Das linke Foto zeigt ein komplett schwarzes Bild ungefähr so wie man es mit bloßem Auge sieht, hier werden die auffälligen Schwächen sichtbar. Das rechte Foto mit längerer Belichtungszeit hebt dagegen die Problemzonen hervor und dient nur der deutlicheren Darstellung.

Lichthöfe sind über dem gesamten unteren Rahmen zu erkennen, im oberen Teil oder an den Seiten sind diese nicht vorhanden. Seitlich sind zudem noch leichte Abweichungen zu erkennen, die aber nicht durch die Ausleuchtung, sondern durch den schlechten Blickwinkel ausgelöst werden.

Wird leicht seitlich auf den Monitor geguckt, verschwinden diese Ungleichmäßigkeiten auf der einen Seite und fallen auf der anderen entsprechend deutlicher aus. Im normalen Betrieb ist dieser Effekt bei frontaler Sicht aber praktisch nicht wahrnehmbar.

Schwarzer Hintergrund bei einer Belichtungszeit von 1/40 (links) und 1/5 (rechts).

Helligkeit, Kontrast und Schwarzwert

Helligkeits- und Kontrastverlauf.

Die Herstellerangaben von 250 cd/m² konnten auf maximaler Helligkeitsstufe mit 255 cd/m² leicht übertroffen werden. Auf der geringsten Helligkeitsstufe waren nur noch 75 cd/m² messbar, so dass der Monitor auch für Anwender geeignet ist, die ihr Gerät in stark abgedunkelten Räumen betreiben möchten.

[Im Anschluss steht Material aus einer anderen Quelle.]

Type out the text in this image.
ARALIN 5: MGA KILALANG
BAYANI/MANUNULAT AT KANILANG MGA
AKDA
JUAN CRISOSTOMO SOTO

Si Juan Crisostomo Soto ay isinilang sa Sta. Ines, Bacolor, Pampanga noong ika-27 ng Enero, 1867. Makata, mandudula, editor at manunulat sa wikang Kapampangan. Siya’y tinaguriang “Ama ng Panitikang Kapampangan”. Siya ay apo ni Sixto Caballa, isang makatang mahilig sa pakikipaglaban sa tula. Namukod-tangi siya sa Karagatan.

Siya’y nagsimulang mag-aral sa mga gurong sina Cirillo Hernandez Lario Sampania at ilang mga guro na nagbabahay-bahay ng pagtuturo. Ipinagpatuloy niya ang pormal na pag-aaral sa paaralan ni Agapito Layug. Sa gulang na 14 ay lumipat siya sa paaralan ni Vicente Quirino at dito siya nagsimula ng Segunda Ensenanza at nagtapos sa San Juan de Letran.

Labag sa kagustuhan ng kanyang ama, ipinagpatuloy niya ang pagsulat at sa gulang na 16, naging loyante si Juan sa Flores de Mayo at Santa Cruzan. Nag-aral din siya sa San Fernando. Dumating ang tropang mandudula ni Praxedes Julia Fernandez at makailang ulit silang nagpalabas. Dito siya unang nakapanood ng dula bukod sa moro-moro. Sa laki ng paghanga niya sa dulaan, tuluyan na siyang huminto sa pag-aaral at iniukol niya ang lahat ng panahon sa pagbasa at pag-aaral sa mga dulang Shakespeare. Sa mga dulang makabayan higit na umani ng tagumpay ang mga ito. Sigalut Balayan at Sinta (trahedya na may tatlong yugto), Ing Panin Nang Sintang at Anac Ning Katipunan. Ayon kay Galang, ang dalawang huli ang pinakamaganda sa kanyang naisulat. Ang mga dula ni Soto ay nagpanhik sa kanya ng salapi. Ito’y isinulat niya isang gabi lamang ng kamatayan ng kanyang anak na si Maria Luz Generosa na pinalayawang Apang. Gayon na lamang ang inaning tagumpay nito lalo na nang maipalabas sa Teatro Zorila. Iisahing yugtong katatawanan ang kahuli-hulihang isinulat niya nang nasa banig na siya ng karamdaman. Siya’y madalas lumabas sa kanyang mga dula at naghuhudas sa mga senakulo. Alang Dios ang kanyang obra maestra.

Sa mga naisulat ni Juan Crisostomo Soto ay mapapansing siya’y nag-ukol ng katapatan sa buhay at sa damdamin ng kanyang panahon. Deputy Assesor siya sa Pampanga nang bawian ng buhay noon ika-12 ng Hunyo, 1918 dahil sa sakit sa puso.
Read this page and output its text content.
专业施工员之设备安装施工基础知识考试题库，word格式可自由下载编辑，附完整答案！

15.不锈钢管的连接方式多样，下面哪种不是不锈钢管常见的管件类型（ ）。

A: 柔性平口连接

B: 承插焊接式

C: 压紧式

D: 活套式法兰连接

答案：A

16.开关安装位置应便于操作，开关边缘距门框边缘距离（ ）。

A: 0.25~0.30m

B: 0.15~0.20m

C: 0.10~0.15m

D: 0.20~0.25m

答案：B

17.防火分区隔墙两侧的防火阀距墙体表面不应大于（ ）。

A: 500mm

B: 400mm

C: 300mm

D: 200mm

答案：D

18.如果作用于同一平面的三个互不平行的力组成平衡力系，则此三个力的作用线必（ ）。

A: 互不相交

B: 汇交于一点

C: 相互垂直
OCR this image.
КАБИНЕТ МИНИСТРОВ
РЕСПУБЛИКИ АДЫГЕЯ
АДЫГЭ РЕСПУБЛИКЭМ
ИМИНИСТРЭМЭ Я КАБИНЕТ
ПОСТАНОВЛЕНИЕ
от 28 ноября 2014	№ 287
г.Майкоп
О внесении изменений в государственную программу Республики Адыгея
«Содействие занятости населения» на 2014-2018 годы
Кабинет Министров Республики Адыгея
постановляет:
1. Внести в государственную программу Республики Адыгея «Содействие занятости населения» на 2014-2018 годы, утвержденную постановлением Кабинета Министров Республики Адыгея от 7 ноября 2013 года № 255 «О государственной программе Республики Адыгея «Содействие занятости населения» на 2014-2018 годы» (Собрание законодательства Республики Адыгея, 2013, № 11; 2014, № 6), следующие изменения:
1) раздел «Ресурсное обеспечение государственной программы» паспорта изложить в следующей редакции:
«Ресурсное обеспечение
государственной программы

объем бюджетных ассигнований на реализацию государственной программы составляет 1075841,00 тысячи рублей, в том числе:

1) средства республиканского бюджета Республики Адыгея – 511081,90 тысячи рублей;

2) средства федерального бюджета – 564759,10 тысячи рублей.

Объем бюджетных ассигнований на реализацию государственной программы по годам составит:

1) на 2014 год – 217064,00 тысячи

Der Kontrast bewegte sich immer knapp über einem Wert von 900:1 nur bei maximaler Helligkeit fiel er leicht unter dieses Ergebnis.

Helligkeitsverteilung und Farbhomogenität

Messwerte der Helligkeitsverteilung (links) und der Farbhomogenität (rechts).

Die Homogenitätsmessung lieferte noch gute Ergebnisse, in keinem Messfeld konnte ein Wert von 2,0 überschritten werden. Die Helligkeitsverteilung lag dagegen nicht mehr in einem guten Bereich, im unteren Bereich des Monitors wurden Abweichungen über 20 Prozent gemessen. Der Durchschnittswert lag mit 15 Prozent Abweichung ebenfalls relativ hoch.

Blickwinkel

Horizontale und vertikale Blickwinkel.

Bei seitlicher Betrachtung bleibt das Bild weitgehenden stabil, der Kontrast nimmt aber spürbar ab. Von oben ist eine deutliche Überbelichtung und auch ein Rotstich feststellbar, von unten tritt ein Negativeffekt auf. Der Bildschirm verhält sich damit wie ein typisches Modell mit TN-Panel.